Having come back to Rovigo in 2007 as head coach, he led the team in Challenge Cup in his first year and to the playoffs of Super 10 in the 2008–2009 season, for the first time since 1998. At the end of the season, he was signed by FIR as manager for the youth teams and the FIR Academy in Mogliano. In 2015, leading the U18 national team, he achieved their wins record with 6 consecutive wins and one draw, losing only the last match of the season.

He moved to Calvisano in 2015 and won two league titles in 2016–2017 and 2018–2019. In 2020 he went back to coaching the Under 20s Italian national team.

In the 2021 Six Nations Under 20s his team won only one game but was competitive in each game and conceded the second least points in the championship.

In the 2022 Six Nations Under 20s Italy won 3 matches, its highest number of wins in a single tournament. They also beat England for the first time. At the Summer Series of the same year, a tournament organised in substitution of the World Rugby U20 Championship, which was cancelled because of the COVID-19 pandemic, Italy arrived third in the championship, winning 3 matches and beating again England.

In the 2023 Six Nations Under 20s Italy won 2 matches and reached 15 points in the standing, ranking 3rd, its highest position ever in the championship at that time.

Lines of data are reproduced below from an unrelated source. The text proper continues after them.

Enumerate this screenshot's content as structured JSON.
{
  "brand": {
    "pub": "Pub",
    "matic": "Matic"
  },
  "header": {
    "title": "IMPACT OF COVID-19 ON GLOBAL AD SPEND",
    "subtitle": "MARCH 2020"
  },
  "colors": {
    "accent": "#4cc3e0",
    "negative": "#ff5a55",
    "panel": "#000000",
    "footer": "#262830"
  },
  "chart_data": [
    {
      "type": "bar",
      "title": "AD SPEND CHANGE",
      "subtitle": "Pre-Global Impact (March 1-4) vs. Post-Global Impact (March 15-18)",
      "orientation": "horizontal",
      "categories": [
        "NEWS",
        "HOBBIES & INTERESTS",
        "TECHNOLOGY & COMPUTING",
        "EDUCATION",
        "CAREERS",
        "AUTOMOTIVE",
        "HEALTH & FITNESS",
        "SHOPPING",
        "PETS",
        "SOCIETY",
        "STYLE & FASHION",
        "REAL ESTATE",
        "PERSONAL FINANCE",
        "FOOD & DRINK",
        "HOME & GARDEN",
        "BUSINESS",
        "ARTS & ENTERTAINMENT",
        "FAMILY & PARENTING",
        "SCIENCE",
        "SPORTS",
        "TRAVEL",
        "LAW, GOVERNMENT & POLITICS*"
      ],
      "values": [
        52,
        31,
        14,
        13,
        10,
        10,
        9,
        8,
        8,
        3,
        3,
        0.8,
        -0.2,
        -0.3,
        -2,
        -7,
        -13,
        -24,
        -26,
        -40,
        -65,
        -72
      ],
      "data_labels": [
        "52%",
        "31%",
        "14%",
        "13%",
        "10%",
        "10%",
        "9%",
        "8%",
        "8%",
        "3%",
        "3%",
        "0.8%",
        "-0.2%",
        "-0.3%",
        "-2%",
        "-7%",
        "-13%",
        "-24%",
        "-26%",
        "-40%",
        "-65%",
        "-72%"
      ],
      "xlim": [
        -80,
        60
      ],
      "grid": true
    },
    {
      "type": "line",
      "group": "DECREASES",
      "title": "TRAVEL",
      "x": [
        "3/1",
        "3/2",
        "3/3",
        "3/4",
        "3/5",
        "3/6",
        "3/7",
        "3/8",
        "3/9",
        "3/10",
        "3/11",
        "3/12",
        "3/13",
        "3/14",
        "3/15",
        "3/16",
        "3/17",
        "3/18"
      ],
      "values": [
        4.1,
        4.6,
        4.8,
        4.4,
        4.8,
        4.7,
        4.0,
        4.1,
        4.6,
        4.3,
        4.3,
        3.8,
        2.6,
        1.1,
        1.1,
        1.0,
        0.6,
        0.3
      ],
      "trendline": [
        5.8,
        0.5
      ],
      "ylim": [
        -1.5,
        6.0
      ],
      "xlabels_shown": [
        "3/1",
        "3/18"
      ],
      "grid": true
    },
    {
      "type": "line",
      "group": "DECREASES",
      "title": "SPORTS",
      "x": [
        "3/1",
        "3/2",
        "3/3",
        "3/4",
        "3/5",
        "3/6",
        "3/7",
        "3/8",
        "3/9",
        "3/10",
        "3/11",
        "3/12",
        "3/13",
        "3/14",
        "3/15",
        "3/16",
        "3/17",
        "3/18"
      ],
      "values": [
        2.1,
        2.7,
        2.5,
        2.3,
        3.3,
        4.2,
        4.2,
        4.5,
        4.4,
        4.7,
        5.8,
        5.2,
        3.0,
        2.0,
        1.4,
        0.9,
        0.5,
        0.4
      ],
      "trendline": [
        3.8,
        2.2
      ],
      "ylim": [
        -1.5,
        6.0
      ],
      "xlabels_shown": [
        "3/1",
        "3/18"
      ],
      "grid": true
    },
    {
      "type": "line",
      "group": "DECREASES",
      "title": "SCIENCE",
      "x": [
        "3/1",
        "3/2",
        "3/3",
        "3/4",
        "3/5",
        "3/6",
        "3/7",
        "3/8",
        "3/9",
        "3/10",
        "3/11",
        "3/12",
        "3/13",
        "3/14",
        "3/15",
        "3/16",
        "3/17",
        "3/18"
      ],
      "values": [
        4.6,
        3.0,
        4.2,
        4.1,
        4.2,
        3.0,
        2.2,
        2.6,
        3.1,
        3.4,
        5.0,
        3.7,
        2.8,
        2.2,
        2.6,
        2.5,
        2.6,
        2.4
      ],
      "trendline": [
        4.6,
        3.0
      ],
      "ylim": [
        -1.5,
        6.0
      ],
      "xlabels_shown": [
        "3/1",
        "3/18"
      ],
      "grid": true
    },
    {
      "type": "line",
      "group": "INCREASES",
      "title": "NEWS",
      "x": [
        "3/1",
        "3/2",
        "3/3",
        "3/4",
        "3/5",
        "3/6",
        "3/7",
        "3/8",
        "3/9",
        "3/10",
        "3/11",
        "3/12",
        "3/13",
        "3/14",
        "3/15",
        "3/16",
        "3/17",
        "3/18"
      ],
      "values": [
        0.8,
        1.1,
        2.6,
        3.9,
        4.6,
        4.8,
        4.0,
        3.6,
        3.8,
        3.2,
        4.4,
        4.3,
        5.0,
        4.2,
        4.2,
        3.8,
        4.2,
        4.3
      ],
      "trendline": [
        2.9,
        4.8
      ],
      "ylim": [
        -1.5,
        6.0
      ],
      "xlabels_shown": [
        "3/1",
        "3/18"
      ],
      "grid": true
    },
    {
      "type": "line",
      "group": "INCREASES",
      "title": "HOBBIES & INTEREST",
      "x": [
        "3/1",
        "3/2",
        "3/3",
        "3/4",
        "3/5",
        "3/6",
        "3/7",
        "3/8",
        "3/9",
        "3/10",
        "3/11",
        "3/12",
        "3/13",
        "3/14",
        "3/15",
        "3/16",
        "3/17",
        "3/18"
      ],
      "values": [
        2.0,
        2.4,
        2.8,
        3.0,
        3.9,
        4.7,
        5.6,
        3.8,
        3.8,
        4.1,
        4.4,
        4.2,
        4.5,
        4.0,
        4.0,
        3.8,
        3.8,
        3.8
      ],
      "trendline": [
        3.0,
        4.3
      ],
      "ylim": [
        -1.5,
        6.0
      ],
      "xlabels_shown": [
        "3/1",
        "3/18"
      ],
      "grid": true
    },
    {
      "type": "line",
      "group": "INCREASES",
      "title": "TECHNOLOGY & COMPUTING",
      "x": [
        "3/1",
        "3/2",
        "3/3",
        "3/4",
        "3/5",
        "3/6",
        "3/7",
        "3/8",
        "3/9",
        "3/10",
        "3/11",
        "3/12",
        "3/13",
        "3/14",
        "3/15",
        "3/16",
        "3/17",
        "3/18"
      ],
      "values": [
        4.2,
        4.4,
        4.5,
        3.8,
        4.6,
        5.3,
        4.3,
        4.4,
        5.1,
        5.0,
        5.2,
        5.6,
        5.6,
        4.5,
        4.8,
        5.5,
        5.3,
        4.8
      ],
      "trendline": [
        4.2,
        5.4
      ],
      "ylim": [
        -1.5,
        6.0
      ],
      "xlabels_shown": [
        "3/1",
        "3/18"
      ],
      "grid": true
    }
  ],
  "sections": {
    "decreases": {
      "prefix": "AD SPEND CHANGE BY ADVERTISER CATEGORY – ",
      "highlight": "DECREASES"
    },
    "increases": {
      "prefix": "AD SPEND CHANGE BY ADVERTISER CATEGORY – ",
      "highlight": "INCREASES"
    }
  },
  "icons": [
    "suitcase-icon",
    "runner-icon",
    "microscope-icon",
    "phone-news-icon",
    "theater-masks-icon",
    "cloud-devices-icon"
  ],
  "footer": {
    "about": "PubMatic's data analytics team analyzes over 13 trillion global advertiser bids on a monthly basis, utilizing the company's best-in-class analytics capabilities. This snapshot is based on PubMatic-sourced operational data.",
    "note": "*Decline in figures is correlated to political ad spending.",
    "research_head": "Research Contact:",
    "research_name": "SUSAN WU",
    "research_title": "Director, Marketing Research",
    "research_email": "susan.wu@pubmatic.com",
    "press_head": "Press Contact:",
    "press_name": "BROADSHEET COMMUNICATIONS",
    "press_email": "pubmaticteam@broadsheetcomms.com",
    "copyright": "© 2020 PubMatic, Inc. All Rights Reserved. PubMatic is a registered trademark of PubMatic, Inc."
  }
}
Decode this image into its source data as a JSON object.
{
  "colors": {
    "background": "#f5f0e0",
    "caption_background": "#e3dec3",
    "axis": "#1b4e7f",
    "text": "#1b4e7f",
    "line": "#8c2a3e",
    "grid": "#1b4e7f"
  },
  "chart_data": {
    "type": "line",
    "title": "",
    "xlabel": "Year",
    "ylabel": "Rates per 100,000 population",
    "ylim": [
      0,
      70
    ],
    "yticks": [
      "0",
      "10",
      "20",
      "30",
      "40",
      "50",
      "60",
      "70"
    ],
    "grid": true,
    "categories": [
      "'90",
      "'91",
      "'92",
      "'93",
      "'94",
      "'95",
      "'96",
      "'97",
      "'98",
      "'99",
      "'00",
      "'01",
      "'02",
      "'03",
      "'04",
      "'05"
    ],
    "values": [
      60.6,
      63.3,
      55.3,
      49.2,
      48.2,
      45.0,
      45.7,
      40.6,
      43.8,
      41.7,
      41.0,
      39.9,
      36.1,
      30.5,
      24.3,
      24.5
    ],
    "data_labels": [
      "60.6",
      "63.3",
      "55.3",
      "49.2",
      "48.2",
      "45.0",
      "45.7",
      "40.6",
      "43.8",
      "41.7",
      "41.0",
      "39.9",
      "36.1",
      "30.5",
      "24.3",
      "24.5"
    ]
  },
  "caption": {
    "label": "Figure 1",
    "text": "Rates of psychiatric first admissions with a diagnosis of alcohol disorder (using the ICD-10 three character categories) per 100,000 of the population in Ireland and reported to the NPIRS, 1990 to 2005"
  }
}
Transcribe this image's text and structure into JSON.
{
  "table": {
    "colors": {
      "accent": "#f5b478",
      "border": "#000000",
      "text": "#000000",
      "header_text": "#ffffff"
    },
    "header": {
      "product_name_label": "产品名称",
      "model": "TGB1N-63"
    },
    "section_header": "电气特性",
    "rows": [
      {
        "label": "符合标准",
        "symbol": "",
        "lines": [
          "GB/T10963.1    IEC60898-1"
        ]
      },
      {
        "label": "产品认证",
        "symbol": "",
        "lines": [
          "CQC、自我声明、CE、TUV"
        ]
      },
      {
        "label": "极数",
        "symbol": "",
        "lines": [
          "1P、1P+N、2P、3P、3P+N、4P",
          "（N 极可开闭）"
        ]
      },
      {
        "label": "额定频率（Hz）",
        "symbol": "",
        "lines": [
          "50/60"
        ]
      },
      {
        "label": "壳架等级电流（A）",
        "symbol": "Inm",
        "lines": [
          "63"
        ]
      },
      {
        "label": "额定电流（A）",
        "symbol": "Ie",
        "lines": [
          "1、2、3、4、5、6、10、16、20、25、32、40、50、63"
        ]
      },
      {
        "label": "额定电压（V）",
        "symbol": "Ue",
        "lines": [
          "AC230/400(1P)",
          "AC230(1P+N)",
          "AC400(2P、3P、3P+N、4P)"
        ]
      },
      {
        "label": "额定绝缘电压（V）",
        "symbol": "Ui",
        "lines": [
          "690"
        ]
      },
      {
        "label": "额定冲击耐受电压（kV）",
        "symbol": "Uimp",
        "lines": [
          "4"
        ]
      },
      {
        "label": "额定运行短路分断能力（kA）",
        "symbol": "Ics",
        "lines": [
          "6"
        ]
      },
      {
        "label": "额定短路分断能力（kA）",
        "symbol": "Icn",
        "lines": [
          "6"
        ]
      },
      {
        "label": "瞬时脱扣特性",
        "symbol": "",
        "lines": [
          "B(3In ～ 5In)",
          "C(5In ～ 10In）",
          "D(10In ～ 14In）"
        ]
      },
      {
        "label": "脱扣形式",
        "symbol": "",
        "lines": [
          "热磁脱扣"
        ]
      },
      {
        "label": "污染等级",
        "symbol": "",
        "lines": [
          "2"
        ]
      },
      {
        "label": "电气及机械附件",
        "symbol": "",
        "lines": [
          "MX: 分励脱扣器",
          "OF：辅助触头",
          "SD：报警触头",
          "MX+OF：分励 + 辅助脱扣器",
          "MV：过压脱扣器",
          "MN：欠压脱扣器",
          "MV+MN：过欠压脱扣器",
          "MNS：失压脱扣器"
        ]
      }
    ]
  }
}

In the 2024 Six Nations Under 20s Italy won again 2 matches, beating France 20–23 away in Béziers

At the end of the tournament, we left the Under 20s national team and became the head coach of Zebre in the URC. In the 2024–25 season Zebre finished in 15th position, with 5 wins and 29 points.

== Honours and awards ==

=== Player ===

Italian Serie A league
- Winner (2):
  - Rovigo: 1987–1988
  - Rovigo: 1989–1990

=== Coach ===

Italian Serie A league
- Winner (2):
  - Calvisano: 2016–2017
  - Calvisano: 2018–2019
United Rugby Championship BKT Coach of the Season 2024–2025

On 6 June 2025 Massimo Brunello was awarded the URC BKT Coach of the Season 2024–25 for making "Zebre even more competitive this season with some impressive wins".